«Il momento in cui mi sono sentito più solo nella vita è quando ho raggiunto il successo». Ha colpito molto tutti – compreso chi scrive –  questa frase, e non solo, pronunciata da Randall Wallace durante l’incontro del 22 novembre scorso organizzato presso l’Università Cattolica di Milano. Invitato a tenere una lectio pubblica dal titolo “Writing and directing in Hollywood” dal professor Armando Fumagalli (ideatore del Master in International Screenwriting and Production, che ha tra i suoi docenti lo stesso Wallace), lo sceneggiatore di grandi film come Braveheart, Pearl Harbor, La maschera di ferro ha raccontato la sua personale esperienza, parlando del suo rapporto con Mel Gibson, con la sua professione e con la fede. «Ho conosciuto Mel quando io ero uno sconosciuto e lui era delle più importanti star del cinema, e mi ha trattato completamente alla pari. Non lo dico solo per fare un complimento, lui tratta tutti nello stesso modo. Quando abbiamo lavorato su Braveheart si è creata una bellissima amicizia e una collaborazione creativa. Ciò che avevo scritto corrispondeva a quello che lui vedeva come regista. Abbiamo visto il film nello stesso modo e ci facevamo le stesse domande sulla vita. Quando ho diretto We were soldiers, io ero il regista e lui l’attore. I ruoli si erano invertiti ma il nostro rapporto è rimasto lo stesso. Una notte, alle 2 di mattina, eravamo da soli in una base militare e nessuno di noi due riusciva dormire. Abbiamo parlato della vita e della fede. Se puoi questo con qualcuno vuol dire che è tuo amico», ha raccontato parlando dello speciale rapporto che lo lega a Gibson, regista tornato dietro la macchina da presa per dirigere il bellissimo Hacksaw Ridge di cui proprio Wallace è sceneggiatore.

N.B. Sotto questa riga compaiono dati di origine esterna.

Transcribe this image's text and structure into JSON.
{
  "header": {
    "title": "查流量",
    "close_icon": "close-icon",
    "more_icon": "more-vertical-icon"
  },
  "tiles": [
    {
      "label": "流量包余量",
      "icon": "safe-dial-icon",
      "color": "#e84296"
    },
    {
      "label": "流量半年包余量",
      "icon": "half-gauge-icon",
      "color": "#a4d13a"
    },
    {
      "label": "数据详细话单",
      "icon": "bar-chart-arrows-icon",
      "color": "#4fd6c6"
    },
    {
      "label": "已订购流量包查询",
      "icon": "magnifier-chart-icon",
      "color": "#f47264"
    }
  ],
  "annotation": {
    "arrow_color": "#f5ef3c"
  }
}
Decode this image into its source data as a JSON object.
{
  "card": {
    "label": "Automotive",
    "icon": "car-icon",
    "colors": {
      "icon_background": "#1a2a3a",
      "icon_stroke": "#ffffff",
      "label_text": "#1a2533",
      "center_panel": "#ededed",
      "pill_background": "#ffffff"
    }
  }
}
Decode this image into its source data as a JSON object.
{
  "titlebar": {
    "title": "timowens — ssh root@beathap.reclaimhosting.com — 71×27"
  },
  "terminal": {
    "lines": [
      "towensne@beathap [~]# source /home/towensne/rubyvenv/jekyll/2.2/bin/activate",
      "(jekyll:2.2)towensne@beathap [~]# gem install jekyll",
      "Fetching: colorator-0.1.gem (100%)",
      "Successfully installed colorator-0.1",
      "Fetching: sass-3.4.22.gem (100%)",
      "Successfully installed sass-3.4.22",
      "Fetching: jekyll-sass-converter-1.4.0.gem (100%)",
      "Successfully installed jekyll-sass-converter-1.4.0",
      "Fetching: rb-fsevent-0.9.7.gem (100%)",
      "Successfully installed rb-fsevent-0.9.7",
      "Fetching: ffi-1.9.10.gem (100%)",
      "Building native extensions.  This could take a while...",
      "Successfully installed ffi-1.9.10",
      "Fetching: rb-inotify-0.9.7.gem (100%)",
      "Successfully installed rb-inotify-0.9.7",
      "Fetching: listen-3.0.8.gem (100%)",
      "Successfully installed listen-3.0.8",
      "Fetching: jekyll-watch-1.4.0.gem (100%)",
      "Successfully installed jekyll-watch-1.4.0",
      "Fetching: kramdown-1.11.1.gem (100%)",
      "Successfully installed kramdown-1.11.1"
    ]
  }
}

Attualmente al lavoro sul nuovo film sulla Passione di Cristo, Wallace spiega che stanno lavorando a una pellicola che non vuole essere un vero seguito, ma una storia nuova – ispirata alla Bibbia così come ad altri lavori come l’Inferno di Dante – che nessuno ha mai visto riguardo alla Resurrezione. «Per me, la Resurrezione è il fulcro della Fede e in tutta la mia vita ne sono stato affascinato e catturato. Fin da bambino, la Pasqua era per me la festa più importante e quando ho visto per la prima volta The Passion ho percepito l’unicità di questo film. Il modo in cui Mel aveva raccontato questa storia mi ha fatto desiderare di volere di più. Avevo la sensazione che ci fosse di più da raccontare», ha poi aggiunto durante l’incontro con la stampa.

Il desiderio adesso è quello di colpire la gente, di suscitare nello spettatore la sensazione di vedere un film in cui si riconosce ciò che dice la Bibbia, ma che al tempo stesso nessuno avrebbe mai immaginato di poter vedere. Randall Wallace, che avrebbe dovuto dirigere Hacksaw Ridege ma che ha rinunciato per problemi personali caldeggiando la candidatura di Mel Gibson, ha infine concluso l’incontro con una splendida citazione dello scrittore C.S.Lewis che dice: «Chiunque va in paradiso, sarà sorpreso» e ha poi incontrato gli studenti della Cattolica di Milano a cui ha continuato a raccontare della sua vita di scrittore e regista, dei momenti più difficili della sua vita, quelli in cui è rimasto senza lavoro e dove a sorreggerlo c’era la sua Fede e l’umile preghiera di poter capire per cosa era davvero fatto nella sua vita. Musicista appassionato, scrittore di poemi e canzoni, Wallace ha scritto Braveheart proprio nel momento più complicato della sua vita, riscoprendo la Fede e la speranza. Una bella testimonianza che invita a riflettere sulle nostre vite, che ci ricorda sempre di non dimenticare mai che siamo fatti per Altro e che ci dà la speranza di poterci occupare anche noi, seppur nel nostro piccolo, di cinema così come nella vita in un modo che domanda sempre più attenzione e urgenza.